The free market started developing solutions to the bias problem long before greedy lawyers and windbag politicians decided to demagogue the issue for their own aggrandizement.  A search of the Web produces numerous alternatives to the giant brokerage firms.

Indeed, the stock market already discounts the buy recommendations of brokerage firms that do investment-banking business with the firms they’re recommending.  Firms like First Call and Bulldog compile consensus recommendations, so investors need not rely on a single self-interested analyst.  On Wall Street, investor expectations for a company’s quarterly earnings are almost always based on consensus forecasts.

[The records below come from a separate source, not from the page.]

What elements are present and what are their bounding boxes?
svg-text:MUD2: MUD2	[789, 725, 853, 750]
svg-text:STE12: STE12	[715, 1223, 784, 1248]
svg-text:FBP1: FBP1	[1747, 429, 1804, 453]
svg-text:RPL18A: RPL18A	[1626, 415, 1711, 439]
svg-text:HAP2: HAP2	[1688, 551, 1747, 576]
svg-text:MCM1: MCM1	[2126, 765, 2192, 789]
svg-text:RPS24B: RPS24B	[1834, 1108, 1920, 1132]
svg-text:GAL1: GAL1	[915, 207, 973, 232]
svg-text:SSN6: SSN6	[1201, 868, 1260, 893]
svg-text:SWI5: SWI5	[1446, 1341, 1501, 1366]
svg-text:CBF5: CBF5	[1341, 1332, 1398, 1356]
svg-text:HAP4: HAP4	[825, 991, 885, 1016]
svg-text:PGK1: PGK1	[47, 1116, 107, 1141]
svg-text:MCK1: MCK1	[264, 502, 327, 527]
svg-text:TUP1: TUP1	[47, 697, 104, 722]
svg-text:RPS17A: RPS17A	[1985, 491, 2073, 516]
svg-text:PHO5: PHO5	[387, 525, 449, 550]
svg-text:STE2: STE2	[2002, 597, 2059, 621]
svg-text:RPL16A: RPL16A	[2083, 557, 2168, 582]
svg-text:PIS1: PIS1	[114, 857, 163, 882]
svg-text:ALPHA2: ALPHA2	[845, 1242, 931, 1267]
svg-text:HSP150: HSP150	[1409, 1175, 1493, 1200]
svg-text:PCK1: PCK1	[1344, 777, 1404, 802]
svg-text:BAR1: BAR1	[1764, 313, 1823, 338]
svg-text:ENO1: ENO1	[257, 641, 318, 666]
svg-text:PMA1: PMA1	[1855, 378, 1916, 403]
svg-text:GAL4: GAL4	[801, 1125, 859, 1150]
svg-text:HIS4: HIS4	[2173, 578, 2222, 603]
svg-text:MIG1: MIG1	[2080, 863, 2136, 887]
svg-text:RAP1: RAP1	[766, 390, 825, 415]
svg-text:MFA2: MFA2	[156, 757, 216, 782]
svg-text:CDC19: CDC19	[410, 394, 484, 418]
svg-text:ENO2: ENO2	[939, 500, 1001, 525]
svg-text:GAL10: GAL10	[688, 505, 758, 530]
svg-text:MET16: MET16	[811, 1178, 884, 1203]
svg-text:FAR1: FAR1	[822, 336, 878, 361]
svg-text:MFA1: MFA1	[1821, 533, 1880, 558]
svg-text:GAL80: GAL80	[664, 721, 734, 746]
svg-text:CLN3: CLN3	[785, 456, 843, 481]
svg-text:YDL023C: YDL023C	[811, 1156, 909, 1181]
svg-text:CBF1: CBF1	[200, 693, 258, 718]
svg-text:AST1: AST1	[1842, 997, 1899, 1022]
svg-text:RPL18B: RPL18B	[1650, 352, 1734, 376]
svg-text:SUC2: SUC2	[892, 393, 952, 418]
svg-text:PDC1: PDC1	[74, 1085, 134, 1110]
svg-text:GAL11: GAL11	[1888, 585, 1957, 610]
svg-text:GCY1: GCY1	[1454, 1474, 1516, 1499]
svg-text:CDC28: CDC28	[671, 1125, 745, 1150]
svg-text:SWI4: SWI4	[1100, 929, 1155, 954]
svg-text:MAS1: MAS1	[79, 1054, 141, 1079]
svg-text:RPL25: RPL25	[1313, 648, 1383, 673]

Another option investors have is to use independent research houses, which dig into the financial statements of companies and render objective opinions.  They do not use research as a supplement to brokerage and merger advisory services.  All they do is sell research reports, on the free market.  The question of bias or conflict of interest is less of an issue.  The investment community relies on such independent research as a natural check on the giant investment banks. This research is typically more expensive, but higher in quality.

Rather than getting stock tips on television, serious investors can and should do their own homework by learning to read the financial statements of public companies. Similarly, they can utilize mutual funds, in which an expert portfolio manager picks the stock. They have numerous options.

Professional victimologists see bad investors as victims of biased research.  But they  ignore the fact that smart investors have plenty of chances to avoid bad advice.  What the losers got taken in by was the Fed-induced Bubble, not someone else’s bad research.  Those who would impose additional bureaucratic restrictions on Wall Street only penalize everyone to protect the gullible.